Voleur d’Ombres (4ème époque, Episode 3) Passaggeri del vento

 

En son nom, pour sa mémoire, elle avait décidé d’aller jusqu’au bout. Au dessus du chambranle de la porte de son bureau, qui était aussi la porte de sa chambre, de sa cuisine, de ses toilettes et de sa vie, elle avait fait graver par les machinistes, une phrase qu’elle se répétait et que son père n’aurait pas reniée. Les gens viennent parce qu’ils ont économisé pour ça. Ils viennent pour rire, pour pleurer, pour se divertir mais ils ne viennent pas pour voir vos problèmes. Soit tu t’engages à te donner à fond, soit tu rembourses les honnêtes gens qui se privent pour toi. Il n’y a pas d’échappatoire, pas d’alternative. Soit tu es bon, soit tu es mort.

Elle s’arrangeait toujours pour que les personnes qui passaient dans ce lieu lisent cette phrase. C’était désormais sa devise et tout allait, dans sa vie, en ce sens.

Depuis que son existence se résumait à vivre pour maintenir vivante l’œuvre de son père, elle s’était construit un monde et des rituels. Il devenait difficile pour elle de sortir de son cadre mais son cadre n’était que totalement anarchique pour ceux qui l’envisageraient de l’extérieur. Il n’y avait plus en elle de place pour les désillusions, le désenchantement et la tristesse. Elle refusait dès lors toute forme d’engagement.
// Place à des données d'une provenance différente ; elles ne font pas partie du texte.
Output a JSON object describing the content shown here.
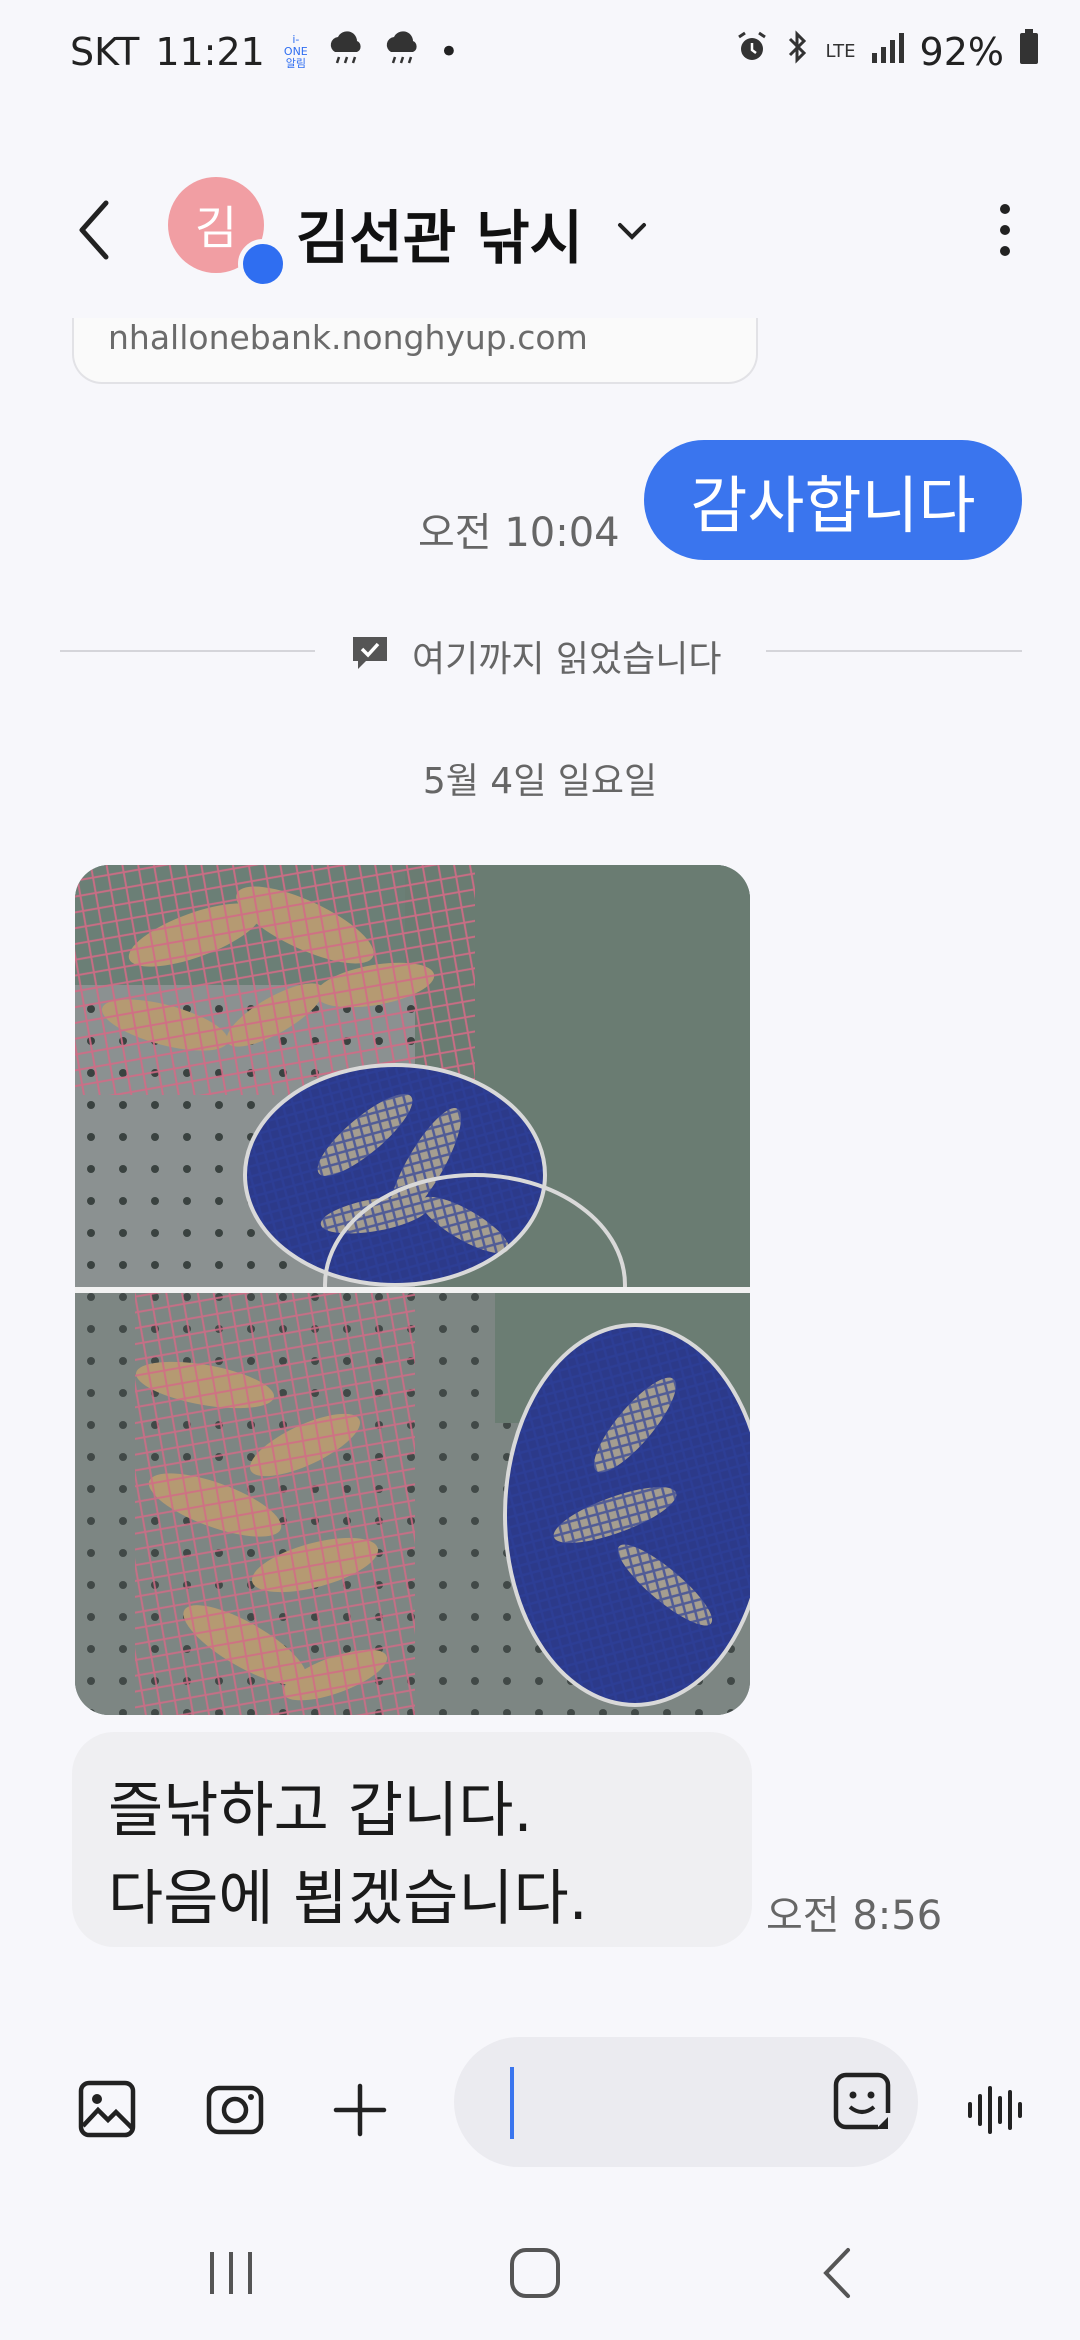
{
  "status_bar": {
    "carrier": "SKT",
    "time": "11:21",
    "badge": "i-ONE 알림",
    "dot": "•",
    "network": "LTE",
    "battery": "92%",
    "icons": [
      "weather-rain-icon",
      "weather-rain-icon",
      "alarm-icon",
      "bluetooth-icon",
      "signal-icon",
      "battery-icon"
    ]
  },
  "header": {
    "avatar_initial": "김",
    "contact_name": "김선관 낚시",
    "icons": [
      "back-icon",
      "chevron-down-icon",
      "more-vertical-icon"
    ]
  },
  "conversation": {
    "link_domain": "nhallonebank.nonghyup.com",
    "sent_message": "감사합니다",
    "sent_time": "오전 10:04",
    "read_marker": "여기까지 읽었습니다",
    "date_separator": "5월 4일 일요일",
    "photo_description_icon": "photo-fish-catch",
    "received_line_1": "즐낚하고 갑니다.",
    "received_line_2": "다음에 뵙겠습니다.",
    "received_time": "오전 8:56"
  },
  "composer": {
    "input_value": "",
    "icons": [
      "gallery-icon",
      "camera-icon",
      "add-icon",
      "sticker-icon",
      "voice-icon"
    ]
  },
  "nav_bar": {
    "icons": [
      "recents-icon",
      "home-icon",
      "back-nav-icon"
    ]
  },
  "colors": {
    "accent": "#3a75ee",
    "avatar_bg": "#f19ea3",
    "background": "#f7f7fb",
    "received_bubble": "#efeff2"
  }
}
Elle se savait liée éternellement à ce lieu, à ses pierres et à ses vagues qui venaient lécher les fondations qu’elle ne songeait plus, à aucun moment perdre du temps dans un mariage, un enfantement ou une amitié tenace. Les gens passaient. Les hommes et les femmes laissaient quelques effluves de parfums épicés sur les rideaux ou les draps et partaient plus vite encore qu’ils n’étaient venus. Elle les chassait ou le plus souvent ils comprenaient que leur place n’existerait jamais. Il en allait de même et peut être même plus encore des femmes. Elle se forçait à supporter leur compagnie. Elle se forçait à supporter leur présence. Et, à l’exception de quelques moments orgasmiques fugaces, la présence féminine lui pesait.

Il en était finalement de même pour les hommes. Elle prenait plaisir à travailler avec les hommes qu’elle trouvait plus directs, plus efficaces, moins réfractaires mais une compagnie intime l’ennuyait rapidement, durablement, violemment.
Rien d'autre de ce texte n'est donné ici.